Fracking Permits Temporarily Halted in North Carolina
A North Carolina Superior Court decision earlier this month suspends drilling permits for hydraulic fracturing, or "fracking," until a case filed by Republican Governor Pat McCrory is resolved. The pending Supreme Court decision will determine whether appointments to the state Mining and Energy Commission are valid. The newly-formed Commission has a key role in the fracking permit process, which includes issuing sub-surface mineral rights to applicants before they can seek drilling permits from the North Carolina Department of Environment and Natural Resources.
A separate case filed by the Haw River Assembly is also pending, which involves similar legal questions as the Supreme Court case.

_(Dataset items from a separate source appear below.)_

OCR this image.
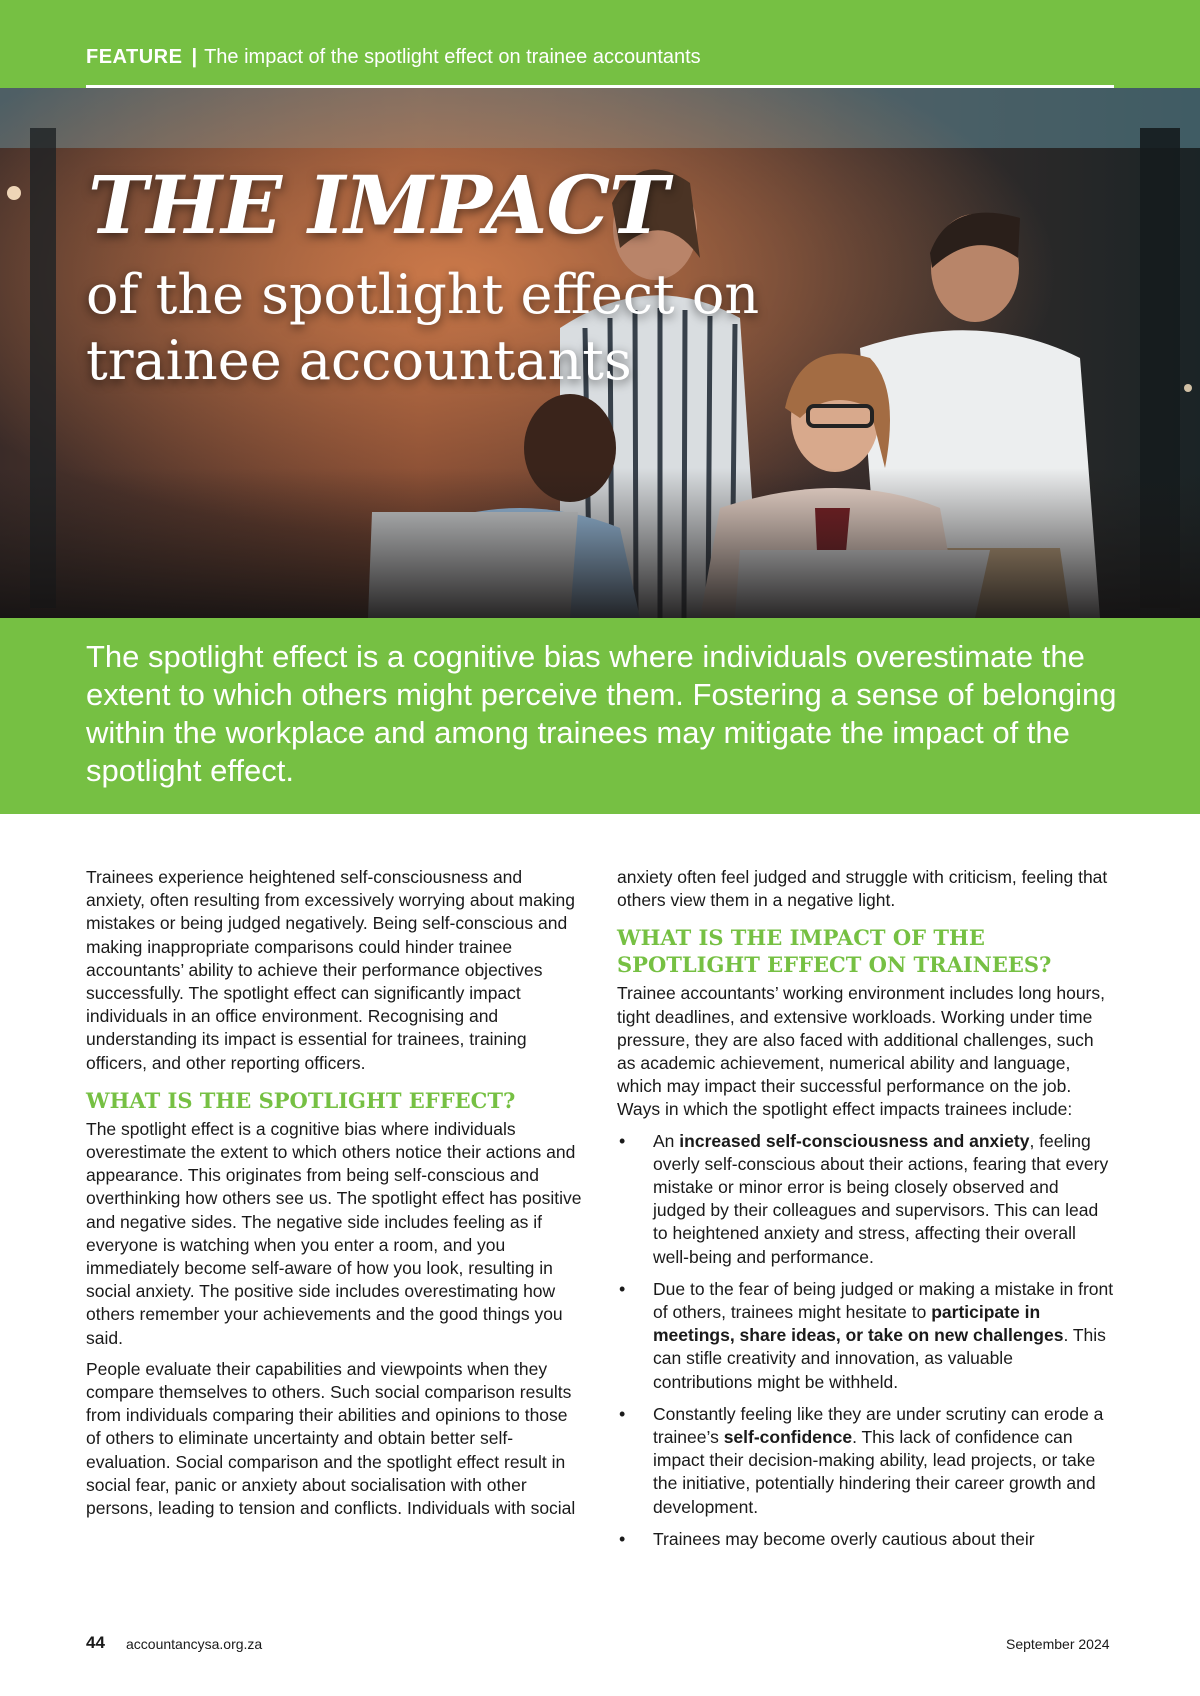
FEATURE | The impact of the spotlight effect on trainee accountants
THE IMPACT
of the spotlight effect on trainee accountants
The spotlight effect is a cognitive bias where individuals overestimate the extent to which others might perceive them. Fostering a sense of belonging within the workplace and among trainees may mitigate the impact of the spotlight effect.

Trainees experience heightened self-consciousness and anxiety, often resulting from excessively worrying about making mistakes or being judged negatively. Being self-conscious and making inappropriate comparisons could hinder trainee accountants’ ability to achieve their performance objectives successfully. The spotlight effect can significantly impact individuals in an office environment. Recognising and understanding its impact is essential for trainees, training officers, and other reporting officers.

WHAT IS THE SPOTLIGHT EFFECT?

The spotlight effect is a cognitive bias where individuals overestimate the extent to which others notice their actions and appearance. This originates from being self-conscious and overthinking how others see us. The spotlight effect has positive and negative sides. The negative side includes feeling as if everyone is watching when you enter a room, and you immediately become self-aware of how you look, resulting in social anxiety. The positive side includes overestimating how others remember your achievements and the good things you said.

People evaluate their capabilities and viewpoints when they compare themselves to others. Such social comparison results from individuals comparing their abilities and opinions to those of others to eliminate uncertainty and obtain better self-evaluation. Social comparison and the spotlight effect result in social fear, panic or anxiety about socialisation with other persons, leading to tension and conflicts. Individuals with social

anxiety often feel judged and struggle with criticism, feeling that others view them in a negative light.

WHAT IS THE IMPACT OF THE SPOTLIGHT EFFECT ON TRAINEES?

Trainee accountants’ working environment includes long hours, tight deadlines, and extensive workloads. Working under time pressure, they are also faced with additional challenges, such as academic achievement, numerical ability and language, which may impact their successful performance on the job. Ways in which the spotlight effect impacts trainees include:

• An increased self-consciousness and anxiety, feeling overly self-conscious about their actions, fearing that every mistake or minor error is being closely observed and judged by their colleagues and supervisors. This can lead to heightened anxiety and stress, affecting their overall well-being and performance.
• Due to the fear of being judged or making a mistake in front of others, trainees might hesitate to participate in meetings, share ideas, or take on new challenges. This can stifle creativity and innovation, as valuable contributions might be withheld.
• Constantly feeling like they are under scrutiny can erode a trainee’s self-confidence. This lack of confidence can impact their decision-making ability, lead projects, or take the initiative, potentially hindering their career growth and development.
• Trainees may become overly cautious about their
44 accountancysa.org.za	September 2024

At issue is whether the North Carolina state legislature overstepped its role in 2012 by establishing the Mining and Energy Commission, then appointing eight of the 13 members. The governor appoints the remaining five members, and the key legal question is whether sufficient separation of legislative and executive powers is occurring.
The Commission began writing rules and regulations for fracking in 2012, and has received over 220,000 public comments. The prospect of introducing a new form of mining has generated intense public debate, which mainly boils down to job creation and economic development versus environmental safety, and whether ground water supplies can protected from chemical injections needed to extract natural gas from shale deposits
Governor McCrory signed fracking into law in 2014, which would have allowed the permitting process to begin this year, though the extent and location of natural gas deposits has been difficult to pinpoint. So far no drilling permit applications have been submitted.